I would go back to basics, if you have a manege you can long rein and teach him to respond to voice commands, do not witter on, just single commands, he will soon get the idea, you can then transfer this idea to riding, and use your seat not your reins, the reins are not your brakes, he needs to develop his mouth, I assume [I may be wrong] he is on the forehands, so lots of gridwork to get him working and balancing.
Avoid over excitement.
I never use draw reins, they are a short cut, and you really want to avoid that. He sounds pretty strong, but he may have mouth issues of the wrong type, and you are risking asking him to fight you.


----------



## caroline23 (3 July 2011)

i am in same position as you, have a young 5 year old cob who a simple french link snaffle wasnt enough, i now have him in a single jointed dutch gag with one rein on snaffle ring and  the 2nd set of reins on the 2nd ring as my "back up" , switched about a month ago and so far have only had to use the 2nd set of reins 3 times! so i recommend it and dont think its too harsh for a young cob if used correctly and only to correct not listening to the snaffle ring, in time i hope to return to just a single joint snaffle


----------



## Indigo Moose (3 July 2011)

Call the Neue Schule help line. They give great advice as the founder has been there and seen it all.

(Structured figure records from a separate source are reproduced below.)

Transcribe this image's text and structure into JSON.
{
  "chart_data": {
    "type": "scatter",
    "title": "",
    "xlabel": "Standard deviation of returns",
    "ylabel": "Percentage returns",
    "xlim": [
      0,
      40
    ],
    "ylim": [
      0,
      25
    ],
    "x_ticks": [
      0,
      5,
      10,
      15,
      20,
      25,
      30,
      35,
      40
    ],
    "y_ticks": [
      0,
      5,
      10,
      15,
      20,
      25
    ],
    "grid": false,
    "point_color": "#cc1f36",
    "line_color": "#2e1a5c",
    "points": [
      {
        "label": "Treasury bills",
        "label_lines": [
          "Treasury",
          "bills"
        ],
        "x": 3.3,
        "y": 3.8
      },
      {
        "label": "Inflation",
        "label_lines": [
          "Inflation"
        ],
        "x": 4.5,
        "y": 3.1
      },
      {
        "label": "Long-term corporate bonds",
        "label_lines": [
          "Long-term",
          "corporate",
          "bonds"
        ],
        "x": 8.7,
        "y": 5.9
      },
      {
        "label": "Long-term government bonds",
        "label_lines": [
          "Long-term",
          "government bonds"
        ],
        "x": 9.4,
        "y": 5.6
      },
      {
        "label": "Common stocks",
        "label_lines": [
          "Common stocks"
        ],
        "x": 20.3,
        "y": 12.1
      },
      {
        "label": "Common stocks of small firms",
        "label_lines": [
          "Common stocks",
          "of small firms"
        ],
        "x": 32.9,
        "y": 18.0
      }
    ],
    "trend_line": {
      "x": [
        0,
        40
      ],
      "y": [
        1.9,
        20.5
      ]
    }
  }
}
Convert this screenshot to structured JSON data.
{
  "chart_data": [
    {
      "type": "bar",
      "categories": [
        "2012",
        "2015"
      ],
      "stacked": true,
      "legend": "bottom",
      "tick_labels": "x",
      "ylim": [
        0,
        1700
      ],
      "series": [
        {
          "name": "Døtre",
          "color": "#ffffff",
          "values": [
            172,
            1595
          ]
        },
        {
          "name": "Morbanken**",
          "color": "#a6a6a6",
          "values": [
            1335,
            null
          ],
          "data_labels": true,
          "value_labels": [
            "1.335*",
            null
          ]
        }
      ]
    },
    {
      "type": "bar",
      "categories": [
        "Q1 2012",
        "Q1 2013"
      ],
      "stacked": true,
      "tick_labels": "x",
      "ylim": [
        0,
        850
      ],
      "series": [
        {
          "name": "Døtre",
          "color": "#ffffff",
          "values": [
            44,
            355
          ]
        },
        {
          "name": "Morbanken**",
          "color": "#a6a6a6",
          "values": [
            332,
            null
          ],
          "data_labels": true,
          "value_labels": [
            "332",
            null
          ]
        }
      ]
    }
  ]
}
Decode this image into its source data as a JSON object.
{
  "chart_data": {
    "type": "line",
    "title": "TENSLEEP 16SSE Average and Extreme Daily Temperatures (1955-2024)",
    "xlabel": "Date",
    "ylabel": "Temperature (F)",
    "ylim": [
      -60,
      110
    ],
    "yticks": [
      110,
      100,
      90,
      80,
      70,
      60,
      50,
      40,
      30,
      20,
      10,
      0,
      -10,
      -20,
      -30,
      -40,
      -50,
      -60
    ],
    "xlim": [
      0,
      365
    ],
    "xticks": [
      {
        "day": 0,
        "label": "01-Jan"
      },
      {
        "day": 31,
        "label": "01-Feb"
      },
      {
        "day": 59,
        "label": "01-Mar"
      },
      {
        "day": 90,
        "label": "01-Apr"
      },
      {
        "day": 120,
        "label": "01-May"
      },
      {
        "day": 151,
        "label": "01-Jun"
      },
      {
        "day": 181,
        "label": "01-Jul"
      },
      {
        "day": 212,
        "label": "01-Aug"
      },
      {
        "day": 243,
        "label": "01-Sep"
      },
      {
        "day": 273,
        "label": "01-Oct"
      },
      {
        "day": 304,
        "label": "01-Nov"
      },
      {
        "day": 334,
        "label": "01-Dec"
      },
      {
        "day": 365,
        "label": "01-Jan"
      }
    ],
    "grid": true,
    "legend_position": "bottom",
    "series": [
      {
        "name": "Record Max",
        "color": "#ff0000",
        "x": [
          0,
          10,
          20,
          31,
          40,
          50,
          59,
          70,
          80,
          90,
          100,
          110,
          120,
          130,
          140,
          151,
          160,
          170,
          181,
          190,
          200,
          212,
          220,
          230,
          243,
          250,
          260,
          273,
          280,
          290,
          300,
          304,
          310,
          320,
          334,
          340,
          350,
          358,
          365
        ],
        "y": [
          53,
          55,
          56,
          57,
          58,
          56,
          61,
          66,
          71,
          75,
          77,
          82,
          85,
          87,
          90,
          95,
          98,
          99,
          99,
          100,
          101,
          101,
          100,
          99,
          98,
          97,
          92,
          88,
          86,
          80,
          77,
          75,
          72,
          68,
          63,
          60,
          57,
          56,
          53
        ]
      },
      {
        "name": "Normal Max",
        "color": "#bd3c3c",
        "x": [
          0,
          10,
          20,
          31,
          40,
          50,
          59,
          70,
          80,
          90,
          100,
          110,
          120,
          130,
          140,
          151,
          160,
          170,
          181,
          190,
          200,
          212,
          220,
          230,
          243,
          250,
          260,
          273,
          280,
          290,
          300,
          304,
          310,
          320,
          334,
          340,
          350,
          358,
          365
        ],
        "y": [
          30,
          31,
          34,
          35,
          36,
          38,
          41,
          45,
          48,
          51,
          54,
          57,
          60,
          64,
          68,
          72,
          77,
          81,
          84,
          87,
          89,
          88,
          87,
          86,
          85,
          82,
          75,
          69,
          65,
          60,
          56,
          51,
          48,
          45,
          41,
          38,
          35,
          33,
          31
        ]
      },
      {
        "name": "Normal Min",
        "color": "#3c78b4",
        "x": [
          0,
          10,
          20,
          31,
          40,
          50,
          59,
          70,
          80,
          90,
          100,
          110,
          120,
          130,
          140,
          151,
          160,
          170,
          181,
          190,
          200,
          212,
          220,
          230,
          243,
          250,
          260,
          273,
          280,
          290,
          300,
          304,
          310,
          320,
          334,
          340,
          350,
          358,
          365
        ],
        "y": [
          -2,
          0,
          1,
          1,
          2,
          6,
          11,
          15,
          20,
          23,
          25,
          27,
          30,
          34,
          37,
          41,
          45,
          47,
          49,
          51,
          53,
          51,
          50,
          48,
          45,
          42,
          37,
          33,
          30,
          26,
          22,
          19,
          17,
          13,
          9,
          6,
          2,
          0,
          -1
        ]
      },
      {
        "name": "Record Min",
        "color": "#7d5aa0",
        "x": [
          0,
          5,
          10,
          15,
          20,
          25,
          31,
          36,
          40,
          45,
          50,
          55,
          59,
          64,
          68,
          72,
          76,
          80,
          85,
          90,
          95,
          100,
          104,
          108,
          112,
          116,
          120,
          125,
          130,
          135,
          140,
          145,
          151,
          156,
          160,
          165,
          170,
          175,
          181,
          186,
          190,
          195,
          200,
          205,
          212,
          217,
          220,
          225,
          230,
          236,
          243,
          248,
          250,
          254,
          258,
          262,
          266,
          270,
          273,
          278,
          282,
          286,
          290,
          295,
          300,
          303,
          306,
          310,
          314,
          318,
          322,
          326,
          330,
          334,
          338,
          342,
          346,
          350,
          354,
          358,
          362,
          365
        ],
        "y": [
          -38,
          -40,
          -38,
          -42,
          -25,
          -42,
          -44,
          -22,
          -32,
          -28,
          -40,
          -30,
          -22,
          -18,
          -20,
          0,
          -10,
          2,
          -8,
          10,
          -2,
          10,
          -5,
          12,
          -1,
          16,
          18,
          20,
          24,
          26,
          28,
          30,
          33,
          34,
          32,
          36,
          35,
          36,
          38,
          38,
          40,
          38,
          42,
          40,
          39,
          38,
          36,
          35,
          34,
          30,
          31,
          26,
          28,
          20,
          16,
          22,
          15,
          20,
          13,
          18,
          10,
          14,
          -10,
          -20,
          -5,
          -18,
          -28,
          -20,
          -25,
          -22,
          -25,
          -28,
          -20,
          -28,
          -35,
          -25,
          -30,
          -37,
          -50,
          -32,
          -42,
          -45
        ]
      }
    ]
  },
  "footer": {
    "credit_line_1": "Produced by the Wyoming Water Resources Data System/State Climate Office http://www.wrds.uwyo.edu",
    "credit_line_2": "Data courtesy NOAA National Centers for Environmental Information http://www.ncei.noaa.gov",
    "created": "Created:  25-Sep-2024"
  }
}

You don't say what mouthpiece he's in, but I'd recommend a French link, or if that doesn't work, a Dr Bristol or Waterford.


----------



## Archie Two Tone (3 July 2011)

Hi there.  This is my first time posting on a Forum so sorry if I make any newbie mistakes.  I have a 6 year old cob (owned him since 3) who is very strong at times.  My show jumping instructor recommended a Neue Schule Tranz Angled Lozenge Universal (I know, a bit of a mouthful, PARDON THE PUN!) but it is absolutely fabulous.  I spoke to NS about my dilemna and they explained that this bit is perfect for youngsters as it is only 1 step up from a snaffle.  It has added steering control and a much better braking response and has eliminated the head toss which the gags/pelhams caused.  I use a curb with it when hunting but don't need it for flatwork/jumping.  Try this link http://www.horsebithire.com/neue-schule-tranz-universal-16

As this enables you to hire the bit and see if it works without having to go to the signifcant expense of buying it.  I would thoroughly recommend it tho!

Good luck


----------